Is HP committing suicide? Or is it being smart? I think it’s that latter, and it’s refreshing to see the HP turnaround story evolve in a more interesting way than most of the other sleepy techno-conglomerates.
Let’s set aside for the moment that this classic marketing press release could actually mean very little — after all, $1B is a relatively small slice of HP’s $16B in cash. What’s more interesting is its close association to OpenStack. HP seems to be raising its hand to point out that it is a co-founder of the movement.
This part is not trivial. HP’s new cloud initiatives will include HP Helion, a portfolio of cloud products. These will all be based on OpenStack technology. The Helion line includes a commercial version of OpenStack tested and supported by HP, a development platform for applications, an “indemnification program” that protects customers’ code as it is developed on HP OpenStack technology, and a professional services division. This suite of offerings is quite comprehensive, and it represents a bold move to embrace the open-source model.

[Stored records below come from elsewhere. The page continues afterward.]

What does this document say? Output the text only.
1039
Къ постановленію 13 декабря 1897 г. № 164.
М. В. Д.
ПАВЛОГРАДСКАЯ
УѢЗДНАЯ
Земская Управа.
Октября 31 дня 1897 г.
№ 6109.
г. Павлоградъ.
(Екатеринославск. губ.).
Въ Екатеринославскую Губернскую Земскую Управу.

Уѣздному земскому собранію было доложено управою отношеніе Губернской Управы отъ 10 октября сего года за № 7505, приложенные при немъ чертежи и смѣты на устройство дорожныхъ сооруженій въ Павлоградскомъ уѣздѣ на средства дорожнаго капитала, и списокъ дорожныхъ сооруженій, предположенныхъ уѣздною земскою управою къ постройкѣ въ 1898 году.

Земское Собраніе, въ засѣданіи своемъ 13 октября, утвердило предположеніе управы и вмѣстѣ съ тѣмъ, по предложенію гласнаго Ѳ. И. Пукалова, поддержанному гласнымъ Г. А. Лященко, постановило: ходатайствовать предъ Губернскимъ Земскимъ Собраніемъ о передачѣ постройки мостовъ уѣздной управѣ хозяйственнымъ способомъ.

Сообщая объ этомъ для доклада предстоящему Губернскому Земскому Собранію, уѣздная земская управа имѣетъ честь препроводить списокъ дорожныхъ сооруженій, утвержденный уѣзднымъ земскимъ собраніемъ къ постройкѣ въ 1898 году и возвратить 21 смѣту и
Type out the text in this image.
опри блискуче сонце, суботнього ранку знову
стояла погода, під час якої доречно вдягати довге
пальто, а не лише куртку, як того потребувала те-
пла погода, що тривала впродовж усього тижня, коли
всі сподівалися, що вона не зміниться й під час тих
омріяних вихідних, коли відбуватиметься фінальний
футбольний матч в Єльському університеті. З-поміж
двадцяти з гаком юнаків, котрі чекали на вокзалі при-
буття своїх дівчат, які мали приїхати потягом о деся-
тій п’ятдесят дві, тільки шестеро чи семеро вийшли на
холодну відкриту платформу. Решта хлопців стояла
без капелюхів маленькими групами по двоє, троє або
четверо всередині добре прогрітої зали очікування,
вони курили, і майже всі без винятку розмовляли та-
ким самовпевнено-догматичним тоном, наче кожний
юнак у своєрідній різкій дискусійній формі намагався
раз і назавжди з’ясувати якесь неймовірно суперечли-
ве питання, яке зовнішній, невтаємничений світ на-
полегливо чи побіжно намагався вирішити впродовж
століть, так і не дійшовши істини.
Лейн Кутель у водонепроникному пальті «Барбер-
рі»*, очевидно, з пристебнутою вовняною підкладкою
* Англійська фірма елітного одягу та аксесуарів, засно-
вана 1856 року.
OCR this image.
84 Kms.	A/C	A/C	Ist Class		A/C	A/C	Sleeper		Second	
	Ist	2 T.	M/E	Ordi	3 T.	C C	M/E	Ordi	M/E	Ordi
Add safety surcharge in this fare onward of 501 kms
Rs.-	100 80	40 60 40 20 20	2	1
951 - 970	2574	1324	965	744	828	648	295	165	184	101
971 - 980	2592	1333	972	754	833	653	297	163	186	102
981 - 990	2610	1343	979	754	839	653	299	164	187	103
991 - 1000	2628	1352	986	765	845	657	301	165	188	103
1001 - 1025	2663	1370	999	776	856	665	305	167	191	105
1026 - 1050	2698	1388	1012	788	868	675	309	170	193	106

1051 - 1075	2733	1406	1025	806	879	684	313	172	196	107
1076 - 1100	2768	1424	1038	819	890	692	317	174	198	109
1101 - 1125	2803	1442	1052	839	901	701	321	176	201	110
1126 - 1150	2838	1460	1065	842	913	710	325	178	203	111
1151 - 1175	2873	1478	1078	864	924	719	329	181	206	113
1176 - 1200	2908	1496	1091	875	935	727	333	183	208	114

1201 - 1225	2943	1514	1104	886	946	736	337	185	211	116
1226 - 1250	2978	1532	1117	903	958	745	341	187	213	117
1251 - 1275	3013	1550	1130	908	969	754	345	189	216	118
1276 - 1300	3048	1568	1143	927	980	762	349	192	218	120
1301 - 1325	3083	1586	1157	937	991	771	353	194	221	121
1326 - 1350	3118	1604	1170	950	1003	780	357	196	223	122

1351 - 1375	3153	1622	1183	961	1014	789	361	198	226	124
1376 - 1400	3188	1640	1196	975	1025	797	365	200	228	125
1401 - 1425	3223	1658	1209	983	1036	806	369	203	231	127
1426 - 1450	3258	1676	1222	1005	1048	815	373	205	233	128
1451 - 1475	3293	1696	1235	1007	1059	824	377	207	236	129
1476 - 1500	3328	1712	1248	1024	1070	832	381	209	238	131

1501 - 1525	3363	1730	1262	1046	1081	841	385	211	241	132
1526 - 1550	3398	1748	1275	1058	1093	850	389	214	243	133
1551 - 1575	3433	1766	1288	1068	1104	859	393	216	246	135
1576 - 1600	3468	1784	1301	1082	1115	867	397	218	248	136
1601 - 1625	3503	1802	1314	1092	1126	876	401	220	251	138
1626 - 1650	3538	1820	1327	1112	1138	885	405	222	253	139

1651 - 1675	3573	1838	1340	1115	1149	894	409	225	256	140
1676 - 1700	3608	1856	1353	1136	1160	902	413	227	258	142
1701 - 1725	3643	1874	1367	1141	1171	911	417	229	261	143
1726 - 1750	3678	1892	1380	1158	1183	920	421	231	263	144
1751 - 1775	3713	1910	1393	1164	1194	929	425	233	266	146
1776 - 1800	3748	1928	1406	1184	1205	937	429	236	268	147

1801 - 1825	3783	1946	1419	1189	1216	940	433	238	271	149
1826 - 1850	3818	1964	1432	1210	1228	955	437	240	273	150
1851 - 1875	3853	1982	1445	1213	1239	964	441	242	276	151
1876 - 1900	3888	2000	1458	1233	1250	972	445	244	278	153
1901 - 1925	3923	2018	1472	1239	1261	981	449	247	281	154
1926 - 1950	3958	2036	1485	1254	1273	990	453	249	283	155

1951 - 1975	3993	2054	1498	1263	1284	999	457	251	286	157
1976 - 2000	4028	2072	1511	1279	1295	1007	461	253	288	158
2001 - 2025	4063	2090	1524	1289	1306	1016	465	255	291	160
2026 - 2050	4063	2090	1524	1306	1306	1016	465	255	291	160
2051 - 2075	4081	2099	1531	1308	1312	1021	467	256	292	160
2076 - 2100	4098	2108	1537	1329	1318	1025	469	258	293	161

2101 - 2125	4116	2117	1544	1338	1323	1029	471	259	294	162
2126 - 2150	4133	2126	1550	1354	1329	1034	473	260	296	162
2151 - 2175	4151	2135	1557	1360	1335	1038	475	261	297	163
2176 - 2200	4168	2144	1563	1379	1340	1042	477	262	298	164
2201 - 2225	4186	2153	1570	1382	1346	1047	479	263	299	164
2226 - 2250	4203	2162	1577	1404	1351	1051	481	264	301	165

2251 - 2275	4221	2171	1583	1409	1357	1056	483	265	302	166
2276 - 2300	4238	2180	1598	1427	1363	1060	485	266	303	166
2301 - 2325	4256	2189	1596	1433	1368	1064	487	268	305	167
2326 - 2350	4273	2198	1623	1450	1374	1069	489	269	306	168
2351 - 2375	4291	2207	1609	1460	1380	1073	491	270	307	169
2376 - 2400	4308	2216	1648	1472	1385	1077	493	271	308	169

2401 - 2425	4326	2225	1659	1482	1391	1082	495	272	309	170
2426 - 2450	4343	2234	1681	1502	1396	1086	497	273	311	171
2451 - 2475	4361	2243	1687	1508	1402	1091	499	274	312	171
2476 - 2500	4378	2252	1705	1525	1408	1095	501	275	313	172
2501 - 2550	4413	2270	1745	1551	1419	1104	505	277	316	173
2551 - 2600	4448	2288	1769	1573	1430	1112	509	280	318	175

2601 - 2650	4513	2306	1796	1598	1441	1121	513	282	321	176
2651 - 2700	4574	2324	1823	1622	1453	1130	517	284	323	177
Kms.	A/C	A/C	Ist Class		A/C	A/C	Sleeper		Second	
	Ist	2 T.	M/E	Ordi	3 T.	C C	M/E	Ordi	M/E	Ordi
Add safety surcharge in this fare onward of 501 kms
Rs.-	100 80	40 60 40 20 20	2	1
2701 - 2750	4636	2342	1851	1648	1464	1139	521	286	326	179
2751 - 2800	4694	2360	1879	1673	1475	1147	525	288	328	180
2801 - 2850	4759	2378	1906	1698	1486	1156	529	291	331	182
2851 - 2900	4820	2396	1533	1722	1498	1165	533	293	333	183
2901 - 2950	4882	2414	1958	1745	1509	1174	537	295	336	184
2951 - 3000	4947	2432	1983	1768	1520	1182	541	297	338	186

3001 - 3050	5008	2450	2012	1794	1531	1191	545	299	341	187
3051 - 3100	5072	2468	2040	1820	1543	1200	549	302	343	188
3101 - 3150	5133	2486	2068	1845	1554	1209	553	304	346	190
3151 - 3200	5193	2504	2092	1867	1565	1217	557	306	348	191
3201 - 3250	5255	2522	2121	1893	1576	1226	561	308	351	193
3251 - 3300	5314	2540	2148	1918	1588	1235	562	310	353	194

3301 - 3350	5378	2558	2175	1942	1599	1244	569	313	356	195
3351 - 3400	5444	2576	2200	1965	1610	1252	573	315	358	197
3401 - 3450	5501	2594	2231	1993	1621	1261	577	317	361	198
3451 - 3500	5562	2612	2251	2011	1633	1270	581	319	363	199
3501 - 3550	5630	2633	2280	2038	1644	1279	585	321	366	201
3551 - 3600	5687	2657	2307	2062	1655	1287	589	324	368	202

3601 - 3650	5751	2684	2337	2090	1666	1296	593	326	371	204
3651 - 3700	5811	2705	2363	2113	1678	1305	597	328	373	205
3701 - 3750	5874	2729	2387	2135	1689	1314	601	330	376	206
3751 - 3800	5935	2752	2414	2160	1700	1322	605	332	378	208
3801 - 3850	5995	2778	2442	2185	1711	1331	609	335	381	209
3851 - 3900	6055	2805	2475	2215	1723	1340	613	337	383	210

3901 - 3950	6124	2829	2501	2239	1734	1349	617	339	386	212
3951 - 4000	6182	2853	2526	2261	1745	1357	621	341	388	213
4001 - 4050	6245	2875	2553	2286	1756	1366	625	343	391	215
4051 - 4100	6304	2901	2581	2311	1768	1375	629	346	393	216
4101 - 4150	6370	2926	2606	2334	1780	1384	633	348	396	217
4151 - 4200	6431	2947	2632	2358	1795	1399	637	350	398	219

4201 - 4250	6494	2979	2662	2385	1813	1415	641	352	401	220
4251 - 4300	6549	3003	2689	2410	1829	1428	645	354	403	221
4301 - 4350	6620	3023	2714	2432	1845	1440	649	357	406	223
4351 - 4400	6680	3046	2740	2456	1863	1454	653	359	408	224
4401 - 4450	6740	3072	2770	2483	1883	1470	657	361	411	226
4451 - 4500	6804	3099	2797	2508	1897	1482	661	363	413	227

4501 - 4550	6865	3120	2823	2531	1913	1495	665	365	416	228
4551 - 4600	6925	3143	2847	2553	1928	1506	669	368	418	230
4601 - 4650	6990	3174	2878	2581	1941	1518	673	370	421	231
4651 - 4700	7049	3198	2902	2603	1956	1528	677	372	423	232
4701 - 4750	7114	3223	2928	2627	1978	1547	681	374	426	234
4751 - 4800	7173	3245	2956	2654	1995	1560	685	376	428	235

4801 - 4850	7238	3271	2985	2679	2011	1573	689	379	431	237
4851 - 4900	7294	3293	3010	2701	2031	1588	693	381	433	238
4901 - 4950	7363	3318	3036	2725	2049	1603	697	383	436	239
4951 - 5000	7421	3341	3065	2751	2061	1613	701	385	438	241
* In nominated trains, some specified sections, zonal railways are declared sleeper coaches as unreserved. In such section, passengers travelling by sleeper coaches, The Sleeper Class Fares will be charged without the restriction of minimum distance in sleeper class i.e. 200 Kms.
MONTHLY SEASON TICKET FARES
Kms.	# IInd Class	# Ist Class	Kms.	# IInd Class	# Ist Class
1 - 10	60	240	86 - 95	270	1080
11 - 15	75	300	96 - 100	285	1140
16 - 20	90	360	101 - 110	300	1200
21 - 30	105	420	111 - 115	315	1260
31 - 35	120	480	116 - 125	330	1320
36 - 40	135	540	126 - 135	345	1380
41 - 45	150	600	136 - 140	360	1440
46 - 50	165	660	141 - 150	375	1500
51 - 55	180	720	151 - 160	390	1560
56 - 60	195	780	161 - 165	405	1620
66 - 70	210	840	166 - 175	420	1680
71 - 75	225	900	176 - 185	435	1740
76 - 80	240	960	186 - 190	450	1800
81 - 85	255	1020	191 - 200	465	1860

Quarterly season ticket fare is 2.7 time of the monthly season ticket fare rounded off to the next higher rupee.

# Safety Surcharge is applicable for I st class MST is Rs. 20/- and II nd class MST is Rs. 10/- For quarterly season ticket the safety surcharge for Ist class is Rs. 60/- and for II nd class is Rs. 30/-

As we’ve tracked closely, open source technology is taking over the world. This is challenging traditional IT vendors who aren’t used to competing with products that are free, yet now, they find it a requirement. HP is strategically positioning itself as a provider of services, support, and value-added product built around OpenStack. You can fight the movement, or you can go with the flow.
HP’s move with Helion is both creative and timely, and offers more evidence to me that CEO Meg Whitman’s turnround leadership at HP is having positive effects. Revenue and operating income at HP have stabilized and the stock price is up under Whitman’s watch. First quarter earnings per share of were $0.90, up 10% from the prior-year period, versus the previously provided outlook of $0.82 to $0.86 per share. Revenue was basically flat at about $28 billion. Cash flow from operations was up 17% year-over-year.
The company’s cash coffers are growing, as its cash position increased $1.6 billion in the first quarter, giving the company flexibility to experiment with some big bets such as this. With a P/E ratio of about 9, it’s not an especially expensive stock. Q2 earnings will be released later in the month.
(Disclosure: Long HPQ stock. Mostly because it seems to be going up and I like what I see.)